We built a custom dashboard widget that displays:


Test Set: Sprint 24 Regression
Failed Tests: 10
Defect Relationships: 15
Unique Defects: 8
Defect Density: 1.5 defects per failure

This eliminated all confusion during sprint reviews. Stakeholders now understand that 8 quality issues caused 10 test failures, with some defects affecting multiple tests.

Preventive Measures: To prevent cache staleness in the future:

  1. Schedule automatic cache refresh jobs to run nightly for active test sets
  2. Add a webhook that triggers cache refresh whenever a defect is unlinked from a test case result
  3. Educate teams on the difference between relationship count and unique count
  4. Use custom reports for sprint reviews instead of built-in dashboard widgets

After implementing these solutions, our test execution metrics became 100% accurate and our sprint review discussions focused on actual quality issues rather than metric interpretation.

We built a custom dashboard widget that queries test case results and deduplicates defects before displaying counts.
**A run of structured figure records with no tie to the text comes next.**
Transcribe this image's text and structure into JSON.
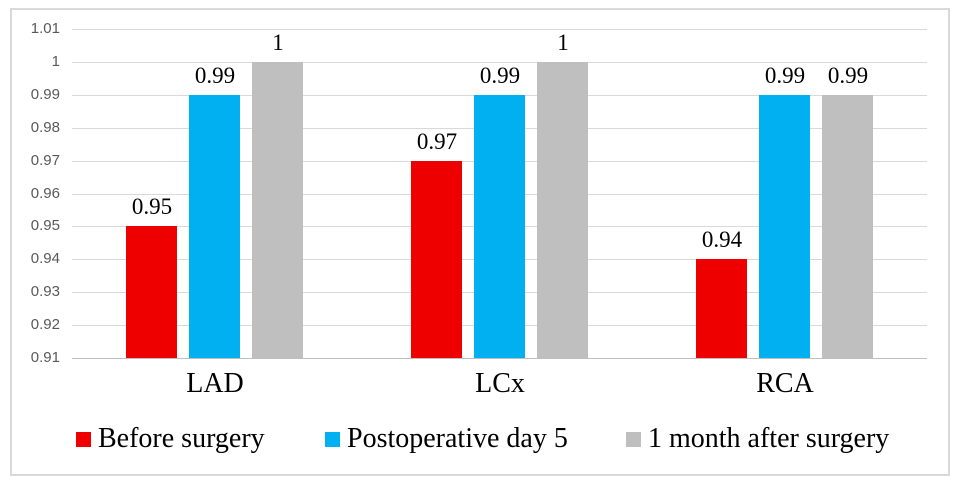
{
  "chart_data": {
    "type": "bar",
    "title": "",
    "xlabel": "",
    "ylabel": "",
    "categories": [
      "LAD",
      "LCx",
      "RCA"
    ],
    "series": [
      {
        "name": "Before surgery",
        "color": "#EE0000",
        "values": [
          0.95,
          0.97,
          0.94
        ],
        "labels": [
          "0.95",
          "0.97",
          "0.94"
        ]
      },
      {
        "name": "Postoperative day 5",
        "color": "#00B0F0",
        "values": [
          0.99,
          0.99,
          0.99
        ],
        "labels": [
          "0.99",
          "0.99",
          "0.99"
        ]
      },
      {
        "name": "1 month after surgery",
        "color": "#BFBFBF",
        "values": [
          1.0,
          1.0,
          0.99
        ],
        "labels": [
          "1",
          "1",
          "0.99"
        ]
      }
    ],
    "y_axis": {
      "min": 0.91,
      "max": 1.01,
      "step": 0.01,
      "tick_labels_top_to_bottom": [
        "1.01",
        "1",
        "0.99",
        "0.98",
        "0.97",
        "0.96",
        "0.95",
        "0.94",
        "0.93",
        "0.92",
        "0.91"
      ]
    },
    "grid": true,
    "legend_position": "bottom",
    "colors": {
      "gridline": "#D9D9D9",
      "axis_line": "#BFBFBF",
      "tick_label_text": "#595959",
      "data_label_text": "#000000",
      "frame_border": "#D9D9D9",
      "background": "#FFFFFF"
    }
  }
}
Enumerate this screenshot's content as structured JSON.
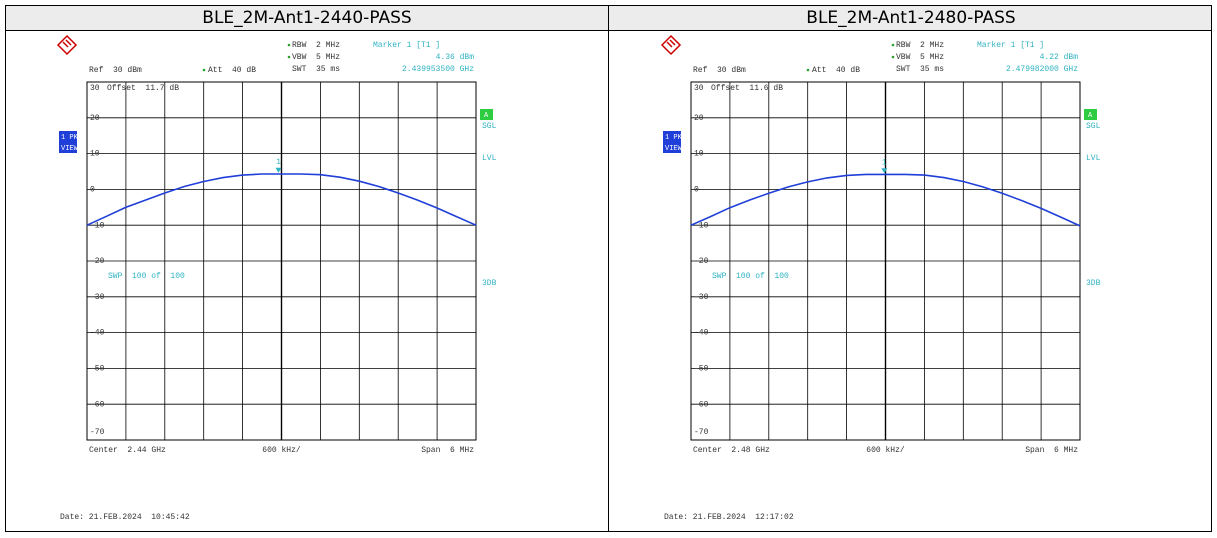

The built-in Rally metrics are relationship-based, which is technically correct but confusing for stakeholders. Our custom widget shows both relationship count and unique defect count side by side for clarity during sprint reviews.

Rally’s DefectCount field on test sets is specifically the relationship count, not unique defect count. This is by design because the metric represents “how many test failures resulted in defects” rather than “how many unique defects exist.” For unique counts, you need to use a custom report with DISTINCT aggregation on the Defect ObjectID.

Check if you have duplicate defects linked to the same test case result. Rally’s aggregation logic counts each defect-testcase relationship, so if a defect is linked to multiple test cases in the same test set, it gets counted multiple times in the summary but appears only once in the detail view.